Ha avuto successo, poche ore fa, il primo step dell’iniziativa promossa dallo Zonta International Club di Potenza, con la inaugurazione, alla presenza della Presidente del Club, Dina Russiello, nel palazzo di vetro dell’ospedale San Carlo di Potenza della mostra personale dell’artista Maria Ditaranto,
che ha donato una sua opera da installare nella stanza trucco e parrucco “Alice allo Specchio”, allestita da circa un anno nel reparto Oncologico dello stesso Ospedale in cui le socie del Club Service potentino, come volontarie, accolgono e dialogano, con il supporto di un’estetista, anch’essa volontaria, con le donne che vivono la dolorosa esperienza del tumore. Quadri bellissimi di una artista di grande spessore. Bravissima la musicista Daniela Ippolito con la sua arpa.
Il critico d’arte e curatore della mostra, Rino Cardone, ha avuto modo di evidenziare come l’artista si richiami “agli scritti della Cabala ebraica e ai passi del Cantico dei Cantici la Lilith dipinta da Maria Ditaranto. La figura realizzata da questa artista rimanda a una donna “salita dal deserto” del dolore; che ha conosciuto lo sgomento del supplizio, pari a quello della crocifissione romana. L’immagine da lei creata – ha detto ancora cardone – é quella di Lilith nell’atto di abbandonare il Giardino dell’Eden, con l’uso delle ali. L’antica tradizione ebraica vuole che Lilith fu creata dalla terra e non dalla costola di Adamo: come fu, invece, per Eva. In tale narrazione della Torah la nascita di Lilith é pertanto antecedente a quella di Eva. Questo racconto biblico si assomma a quello della tradizione semita. Quello che vuole che Lilith non accettò la supremazia di alcuno nel Giardino primordiale, in cui c’erano due Alberi sacri: quello della Conoscenza del bene e del male e quello della Vita. Fu qui, in questo Luogo, che lei decise di fuggire da ogni imposizione di disuguaglianza e da ogni idea di subalternità dall’altro.
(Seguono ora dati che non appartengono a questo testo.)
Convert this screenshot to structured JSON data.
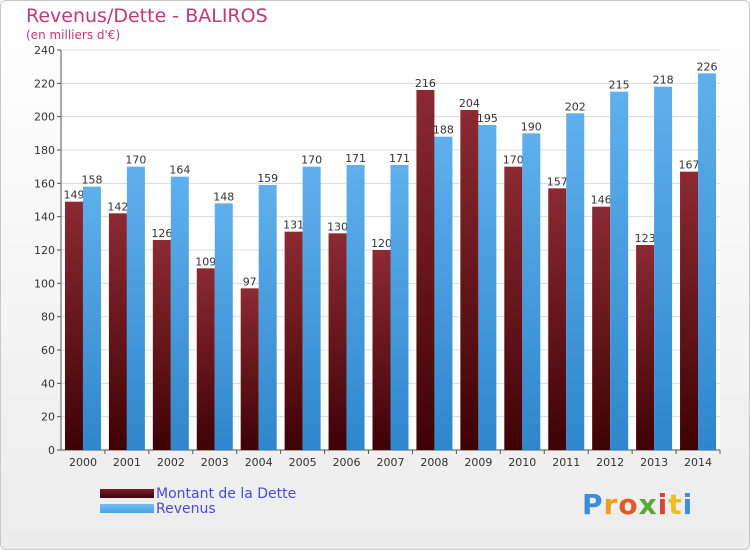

E chiese, pertanto, che le fossero date delle ali: per lasciarsi alle spalle quanto vissuto fino a quel momento. Il suo desiderio fu, presto, accontentato, salvo – però – che Lilith utilizzò quelle stesse ali, non solo per fuggire da ogni sofferenza e dolore, ma anche per gettarsi nelle acque del Mar Rosso: in un atto estremo di liberazione che la potesse condurre ad una “vita più piena” slegata dalla materia. Un gesto, questo, che nessuno potrà mai comprendere fino in fondo. Maria Ditaranto riprende questo mito.
E ad esso fa “calzare” la Sapienza antica che appartenne a re Salomone descrivendo una donna che si mostra “come un giglio tra i rovi”, assalita dagli insetti e dalle locuste. La bellezza che ci descrive Maria Ditaranto é quella di una donna che appare – agli occhi di tutti – “come un melo tra gli alberi del bosco”; i cui “seni sono come due cerbiatti, gemelli di una gazzella” e le cui guance sono “come spicchi di melograno”. La Lilith di Maria Ditaranto ha le “curve dei fianchi come monili” e il ventre come “un cumulo di grano, circondato dai gigli”. Il suo collo è come una “torre d’avorio”; la sua “statura – ha concluso il cxritico – é slanciata come una palma”; i suoi “riccioli sono come grappoli di palma” e i suoi seni “somigliano a grappoli d’uva”.